Öncelikle “şekillendirilebilirlik” nedir?

Şekillendirilebilirlik, açık kaynak yazılımın temel bir özelliğidir ve geliştiricilerin ilginç yeni uygulamalar oluşturmak için "Lego" gibi bir projenin parçalarını sınırsız bir şekilde birleştirmesine, değiştirmesine ve karıştırıp eşleştirmesine olanak tanır. Uygulamaları NFT'lerle birleştirmenin iki temel yolu vardır: Okuma (sahipliği kontrol etme) veya Yazma (aktarmayı kolaylaştırma):

  • Okumak (sahipliği kontrol etmek), blockchain verilerinin doğrulanması anlamına gelir. Daha sonraki işlemler için bir "eşik" olarak NFT'nin sahipliği doğrulanarak uygulamalar NFT'lerle birleştirilebilir. Örneğin, bir NFT'nin sahibi, başka bir NFT talep etme, oyun oynama, oylama yönetimine katılma, NFT medya içeriğini kullanma izni alma veya konferanslara katılma vb. için izin alabilir. Ek olarak insanlar zincirdeki verileri cüzdan adreslerine bağlamak için NFT'leri kullanabilir.

  • Yazmak, blockchain durumunu güncellemek anlamına gelir.
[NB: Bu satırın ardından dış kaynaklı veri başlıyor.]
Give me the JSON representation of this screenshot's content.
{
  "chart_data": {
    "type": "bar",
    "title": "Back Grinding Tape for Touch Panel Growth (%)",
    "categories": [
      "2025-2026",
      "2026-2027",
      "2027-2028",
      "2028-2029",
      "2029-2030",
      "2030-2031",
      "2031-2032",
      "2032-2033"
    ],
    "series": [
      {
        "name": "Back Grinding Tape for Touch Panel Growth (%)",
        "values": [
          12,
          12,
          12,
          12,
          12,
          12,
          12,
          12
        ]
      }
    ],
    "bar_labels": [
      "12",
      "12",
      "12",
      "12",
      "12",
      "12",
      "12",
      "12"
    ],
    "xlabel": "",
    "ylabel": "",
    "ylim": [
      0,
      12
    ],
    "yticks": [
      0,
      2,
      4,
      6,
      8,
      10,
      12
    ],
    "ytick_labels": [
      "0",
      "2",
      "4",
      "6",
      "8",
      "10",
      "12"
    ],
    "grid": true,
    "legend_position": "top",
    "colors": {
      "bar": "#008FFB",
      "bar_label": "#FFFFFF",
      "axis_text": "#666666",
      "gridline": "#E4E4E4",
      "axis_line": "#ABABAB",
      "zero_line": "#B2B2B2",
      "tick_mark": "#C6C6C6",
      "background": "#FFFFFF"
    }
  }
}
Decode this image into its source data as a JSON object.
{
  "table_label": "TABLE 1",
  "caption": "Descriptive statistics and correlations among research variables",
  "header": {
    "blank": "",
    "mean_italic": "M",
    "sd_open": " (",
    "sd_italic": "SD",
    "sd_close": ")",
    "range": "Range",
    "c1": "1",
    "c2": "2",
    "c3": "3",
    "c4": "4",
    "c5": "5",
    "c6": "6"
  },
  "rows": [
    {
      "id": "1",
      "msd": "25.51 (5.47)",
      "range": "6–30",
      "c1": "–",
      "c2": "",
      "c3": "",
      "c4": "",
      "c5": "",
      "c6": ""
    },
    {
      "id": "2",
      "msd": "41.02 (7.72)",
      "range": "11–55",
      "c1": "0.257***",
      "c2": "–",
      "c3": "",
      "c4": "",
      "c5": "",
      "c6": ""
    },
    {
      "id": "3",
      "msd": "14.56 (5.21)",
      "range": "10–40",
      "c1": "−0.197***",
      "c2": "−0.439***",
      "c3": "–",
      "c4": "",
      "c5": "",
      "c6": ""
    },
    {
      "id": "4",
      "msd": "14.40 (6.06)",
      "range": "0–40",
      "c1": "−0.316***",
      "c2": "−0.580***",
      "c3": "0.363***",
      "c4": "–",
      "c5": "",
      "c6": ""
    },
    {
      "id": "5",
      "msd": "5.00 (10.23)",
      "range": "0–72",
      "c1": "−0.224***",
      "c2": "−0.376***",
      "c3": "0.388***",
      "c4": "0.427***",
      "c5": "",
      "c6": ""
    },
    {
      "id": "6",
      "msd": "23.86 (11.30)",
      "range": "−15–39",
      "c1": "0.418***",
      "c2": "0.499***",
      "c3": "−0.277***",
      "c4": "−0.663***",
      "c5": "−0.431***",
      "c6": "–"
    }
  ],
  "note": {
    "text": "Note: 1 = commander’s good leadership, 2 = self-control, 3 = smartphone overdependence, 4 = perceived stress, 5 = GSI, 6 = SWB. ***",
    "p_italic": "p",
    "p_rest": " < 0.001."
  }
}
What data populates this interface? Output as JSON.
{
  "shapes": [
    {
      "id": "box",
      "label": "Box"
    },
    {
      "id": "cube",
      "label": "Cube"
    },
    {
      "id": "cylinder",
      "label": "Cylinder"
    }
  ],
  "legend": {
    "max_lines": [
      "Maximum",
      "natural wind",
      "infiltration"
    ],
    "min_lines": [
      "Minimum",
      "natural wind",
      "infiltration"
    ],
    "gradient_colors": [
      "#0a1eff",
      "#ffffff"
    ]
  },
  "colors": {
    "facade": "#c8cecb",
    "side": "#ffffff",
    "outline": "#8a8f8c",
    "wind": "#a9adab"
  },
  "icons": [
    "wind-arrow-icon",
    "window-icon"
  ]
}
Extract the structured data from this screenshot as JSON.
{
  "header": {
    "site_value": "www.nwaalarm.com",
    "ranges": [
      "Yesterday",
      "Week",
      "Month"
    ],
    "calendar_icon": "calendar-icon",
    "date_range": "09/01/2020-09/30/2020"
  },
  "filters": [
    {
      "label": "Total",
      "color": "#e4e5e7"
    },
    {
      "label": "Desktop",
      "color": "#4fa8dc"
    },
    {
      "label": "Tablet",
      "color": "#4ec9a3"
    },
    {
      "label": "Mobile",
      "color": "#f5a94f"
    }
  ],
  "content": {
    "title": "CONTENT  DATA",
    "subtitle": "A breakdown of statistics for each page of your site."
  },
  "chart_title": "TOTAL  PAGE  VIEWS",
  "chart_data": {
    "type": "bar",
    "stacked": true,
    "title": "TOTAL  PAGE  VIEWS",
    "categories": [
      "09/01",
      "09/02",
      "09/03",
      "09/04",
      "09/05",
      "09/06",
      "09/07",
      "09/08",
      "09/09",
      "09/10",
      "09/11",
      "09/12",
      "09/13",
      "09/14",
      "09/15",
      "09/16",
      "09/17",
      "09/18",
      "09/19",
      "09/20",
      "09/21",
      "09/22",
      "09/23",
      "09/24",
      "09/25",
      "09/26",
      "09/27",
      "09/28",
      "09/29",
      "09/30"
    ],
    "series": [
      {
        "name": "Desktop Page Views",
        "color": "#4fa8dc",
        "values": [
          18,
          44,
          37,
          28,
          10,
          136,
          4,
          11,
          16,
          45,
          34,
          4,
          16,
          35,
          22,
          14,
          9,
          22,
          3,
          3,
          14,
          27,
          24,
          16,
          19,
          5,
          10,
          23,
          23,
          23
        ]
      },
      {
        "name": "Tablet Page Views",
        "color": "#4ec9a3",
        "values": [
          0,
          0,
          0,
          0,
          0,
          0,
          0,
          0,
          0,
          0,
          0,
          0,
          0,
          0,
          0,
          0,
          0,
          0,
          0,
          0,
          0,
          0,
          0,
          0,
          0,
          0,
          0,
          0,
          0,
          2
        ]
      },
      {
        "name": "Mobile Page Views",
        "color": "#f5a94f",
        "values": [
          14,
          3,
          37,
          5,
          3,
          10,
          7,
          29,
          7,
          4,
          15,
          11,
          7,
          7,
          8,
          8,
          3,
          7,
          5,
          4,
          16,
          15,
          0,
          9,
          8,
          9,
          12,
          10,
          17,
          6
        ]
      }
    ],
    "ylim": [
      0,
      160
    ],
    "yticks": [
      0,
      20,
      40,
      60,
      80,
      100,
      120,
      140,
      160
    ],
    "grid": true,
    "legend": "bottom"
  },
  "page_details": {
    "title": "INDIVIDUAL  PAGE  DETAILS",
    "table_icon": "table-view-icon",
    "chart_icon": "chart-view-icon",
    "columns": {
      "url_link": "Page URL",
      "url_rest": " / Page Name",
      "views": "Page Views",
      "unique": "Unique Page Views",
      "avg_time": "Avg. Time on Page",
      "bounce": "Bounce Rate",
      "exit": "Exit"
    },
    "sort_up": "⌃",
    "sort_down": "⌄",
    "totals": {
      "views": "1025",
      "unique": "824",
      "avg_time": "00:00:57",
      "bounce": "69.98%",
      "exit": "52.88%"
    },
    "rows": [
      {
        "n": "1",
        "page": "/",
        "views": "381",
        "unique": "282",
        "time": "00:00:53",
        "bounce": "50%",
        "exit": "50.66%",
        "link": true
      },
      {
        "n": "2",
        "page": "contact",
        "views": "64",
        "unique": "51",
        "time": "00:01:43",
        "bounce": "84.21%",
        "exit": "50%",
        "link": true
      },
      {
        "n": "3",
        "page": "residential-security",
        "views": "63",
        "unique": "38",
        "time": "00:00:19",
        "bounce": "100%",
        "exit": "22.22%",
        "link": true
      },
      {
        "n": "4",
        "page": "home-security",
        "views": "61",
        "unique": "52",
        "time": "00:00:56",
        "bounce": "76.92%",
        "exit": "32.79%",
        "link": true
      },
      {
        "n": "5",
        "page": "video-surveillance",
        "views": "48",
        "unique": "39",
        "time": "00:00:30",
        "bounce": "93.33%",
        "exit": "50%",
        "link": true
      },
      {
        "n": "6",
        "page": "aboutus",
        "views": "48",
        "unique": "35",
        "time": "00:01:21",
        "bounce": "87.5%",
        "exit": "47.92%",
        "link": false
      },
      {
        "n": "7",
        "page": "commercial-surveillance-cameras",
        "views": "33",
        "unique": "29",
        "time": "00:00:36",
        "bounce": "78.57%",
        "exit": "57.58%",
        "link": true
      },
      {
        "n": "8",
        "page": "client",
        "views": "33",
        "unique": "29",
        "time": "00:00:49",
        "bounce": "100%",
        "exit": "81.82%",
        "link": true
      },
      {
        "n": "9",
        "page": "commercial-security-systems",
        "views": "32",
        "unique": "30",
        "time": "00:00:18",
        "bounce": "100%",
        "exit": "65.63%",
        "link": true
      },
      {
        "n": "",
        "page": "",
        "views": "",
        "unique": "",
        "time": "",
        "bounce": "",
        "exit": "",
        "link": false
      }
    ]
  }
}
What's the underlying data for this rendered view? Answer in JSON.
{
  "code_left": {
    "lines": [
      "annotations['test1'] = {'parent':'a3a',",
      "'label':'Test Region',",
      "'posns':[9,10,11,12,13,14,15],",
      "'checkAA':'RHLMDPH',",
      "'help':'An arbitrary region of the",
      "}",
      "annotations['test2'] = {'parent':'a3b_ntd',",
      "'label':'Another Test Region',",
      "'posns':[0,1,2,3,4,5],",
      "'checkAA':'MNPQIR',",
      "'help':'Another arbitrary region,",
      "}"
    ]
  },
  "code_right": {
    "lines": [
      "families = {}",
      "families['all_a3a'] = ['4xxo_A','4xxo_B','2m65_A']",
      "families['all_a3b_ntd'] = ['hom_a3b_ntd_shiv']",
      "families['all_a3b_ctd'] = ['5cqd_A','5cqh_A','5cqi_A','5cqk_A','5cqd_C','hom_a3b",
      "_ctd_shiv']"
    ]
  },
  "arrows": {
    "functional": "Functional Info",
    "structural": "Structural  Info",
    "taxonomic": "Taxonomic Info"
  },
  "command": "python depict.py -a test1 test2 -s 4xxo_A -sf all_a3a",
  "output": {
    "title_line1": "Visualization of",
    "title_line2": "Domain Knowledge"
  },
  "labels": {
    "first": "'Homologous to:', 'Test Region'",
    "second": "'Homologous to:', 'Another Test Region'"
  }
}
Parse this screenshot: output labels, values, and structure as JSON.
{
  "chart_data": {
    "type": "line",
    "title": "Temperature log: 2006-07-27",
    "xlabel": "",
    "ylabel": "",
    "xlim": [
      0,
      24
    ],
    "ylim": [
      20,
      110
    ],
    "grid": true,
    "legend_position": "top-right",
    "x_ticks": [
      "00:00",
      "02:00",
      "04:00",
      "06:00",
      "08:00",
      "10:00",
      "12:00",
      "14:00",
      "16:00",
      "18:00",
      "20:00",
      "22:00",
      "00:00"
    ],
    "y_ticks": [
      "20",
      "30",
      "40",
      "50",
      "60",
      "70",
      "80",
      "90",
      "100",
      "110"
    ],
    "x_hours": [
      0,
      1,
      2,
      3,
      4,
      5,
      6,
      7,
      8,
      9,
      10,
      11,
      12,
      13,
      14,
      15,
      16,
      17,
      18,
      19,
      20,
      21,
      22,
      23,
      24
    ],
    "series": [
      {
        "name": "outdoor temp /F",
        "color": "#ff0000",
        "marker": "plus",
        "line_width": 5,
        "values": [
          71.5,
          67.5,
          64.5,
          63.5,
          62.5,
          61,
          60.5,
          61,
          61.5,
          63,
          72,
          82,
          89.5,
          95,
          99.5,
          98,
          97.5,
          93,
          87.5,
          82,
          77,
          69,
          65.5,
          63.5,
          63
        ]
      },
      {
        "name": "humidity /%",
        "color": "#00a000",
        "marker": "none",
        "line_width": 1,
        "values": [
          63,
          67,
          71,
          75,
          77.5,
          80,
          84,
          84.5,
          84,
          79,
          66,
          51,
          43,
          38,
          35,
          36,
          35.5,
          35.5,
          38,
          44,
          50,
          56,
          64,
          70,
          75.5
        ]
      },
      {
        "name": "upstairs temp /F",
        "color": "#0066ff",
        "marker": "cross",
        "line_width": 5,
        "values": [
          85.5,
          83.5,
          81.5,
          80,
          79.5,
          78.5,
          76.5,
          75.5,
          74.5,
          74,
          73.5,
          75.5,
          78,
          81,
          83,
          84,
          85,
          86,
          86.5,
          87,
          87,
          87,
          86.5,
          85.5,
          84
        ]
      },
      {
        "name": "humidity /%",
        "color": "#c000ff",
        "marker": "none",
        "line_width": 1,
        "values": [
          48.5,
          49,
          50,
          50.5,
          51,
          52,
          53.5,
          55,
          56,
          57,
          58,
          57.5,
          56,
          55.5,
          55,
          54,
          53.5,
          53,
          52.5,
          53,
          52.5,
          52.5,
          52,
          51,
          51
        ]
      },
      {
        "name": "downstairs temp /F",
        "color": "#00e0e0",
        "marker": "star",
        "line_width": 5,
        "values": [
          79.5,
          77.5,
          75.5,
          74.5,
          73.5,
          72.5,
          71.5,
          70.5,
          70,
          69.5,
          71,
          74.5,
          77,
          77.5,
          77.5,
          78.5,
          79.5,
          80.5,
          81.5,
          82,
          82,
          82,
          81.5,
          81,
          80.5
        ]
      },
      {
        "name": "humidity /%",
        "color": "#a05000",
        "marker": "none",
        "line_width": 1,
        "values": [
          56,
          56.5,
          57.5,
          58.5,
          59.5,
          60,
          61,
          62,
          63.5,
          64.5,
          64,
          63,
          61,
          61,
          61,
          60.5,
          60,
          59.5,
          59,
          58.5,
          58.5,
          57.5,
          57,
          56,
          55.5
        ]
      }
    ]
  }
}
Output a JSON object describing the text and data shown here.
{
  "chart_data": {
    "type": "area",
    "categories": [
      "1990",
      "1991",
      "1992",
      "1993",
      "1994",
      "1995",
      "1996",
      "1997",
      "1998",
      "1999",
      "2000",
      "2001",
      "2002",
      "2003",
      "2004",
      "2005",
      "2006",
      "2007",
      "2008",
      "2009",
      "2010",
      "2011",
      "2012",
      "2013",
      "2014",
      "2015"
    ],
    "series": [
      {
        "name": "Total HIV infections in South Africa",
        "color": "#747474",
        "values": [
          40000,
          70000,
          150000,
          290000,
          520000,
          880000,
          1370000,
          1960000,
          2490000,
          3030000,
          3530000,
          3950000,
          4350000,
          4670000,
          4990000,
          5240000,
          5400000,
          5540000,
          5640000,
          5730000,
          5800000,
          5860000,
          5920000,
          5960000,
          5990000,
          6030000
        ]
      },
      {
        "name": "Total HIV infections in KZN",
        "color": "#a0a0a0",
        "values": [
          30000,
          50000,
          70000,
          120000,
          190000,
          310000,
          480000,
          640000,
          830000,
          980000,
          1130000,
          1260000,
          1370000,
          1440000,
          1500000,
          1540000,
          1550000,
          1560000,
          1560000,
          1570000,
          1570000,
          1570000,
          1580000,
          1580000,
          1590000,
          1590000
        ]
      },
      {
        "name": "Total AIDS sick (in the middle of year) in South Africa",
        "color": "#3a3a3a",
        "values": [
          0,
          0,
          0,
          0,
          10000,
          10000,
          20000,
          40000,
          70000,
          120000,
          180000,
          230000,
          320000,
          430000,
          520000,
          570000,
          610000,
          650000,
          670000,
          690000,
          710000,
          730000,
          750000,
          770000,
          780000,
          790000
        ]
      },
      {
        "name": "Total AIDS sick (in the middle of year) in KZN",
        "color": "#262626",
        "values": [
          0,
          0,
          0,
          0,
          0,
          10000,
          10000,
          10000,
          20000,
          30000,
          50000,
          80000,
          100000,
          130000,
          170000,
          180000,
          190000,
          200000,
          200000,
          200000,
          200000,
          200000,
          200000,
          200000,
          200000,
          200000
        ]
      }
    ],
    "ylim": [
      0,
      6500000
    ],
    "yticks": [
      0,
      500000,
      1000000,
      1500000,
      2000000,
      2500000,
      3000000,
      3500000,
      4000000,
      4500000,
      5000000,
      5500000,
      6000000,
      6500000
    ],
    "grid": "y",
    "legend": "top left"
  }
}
NFT transferleri, NFT'nin zincirdeki sahibini günceller. En basit durumda NFT'ler doğrudan diğer cüzdanlara aktarılabilir. Uygulamalar ayrıca bu aktarım işleviyle iki şekilde birleştirilebilir: NFT'yi sahibi adına aktarmak (bir NFT pazarında olduğu gibi) veya NFT'yi bir süreliğine barındırmak (OTC emaneti, NFT kiralama sözleşmesi gibi), veya bir NFT'yi teminat olarak bir kredi sözleşmesi olarak kabul etmek).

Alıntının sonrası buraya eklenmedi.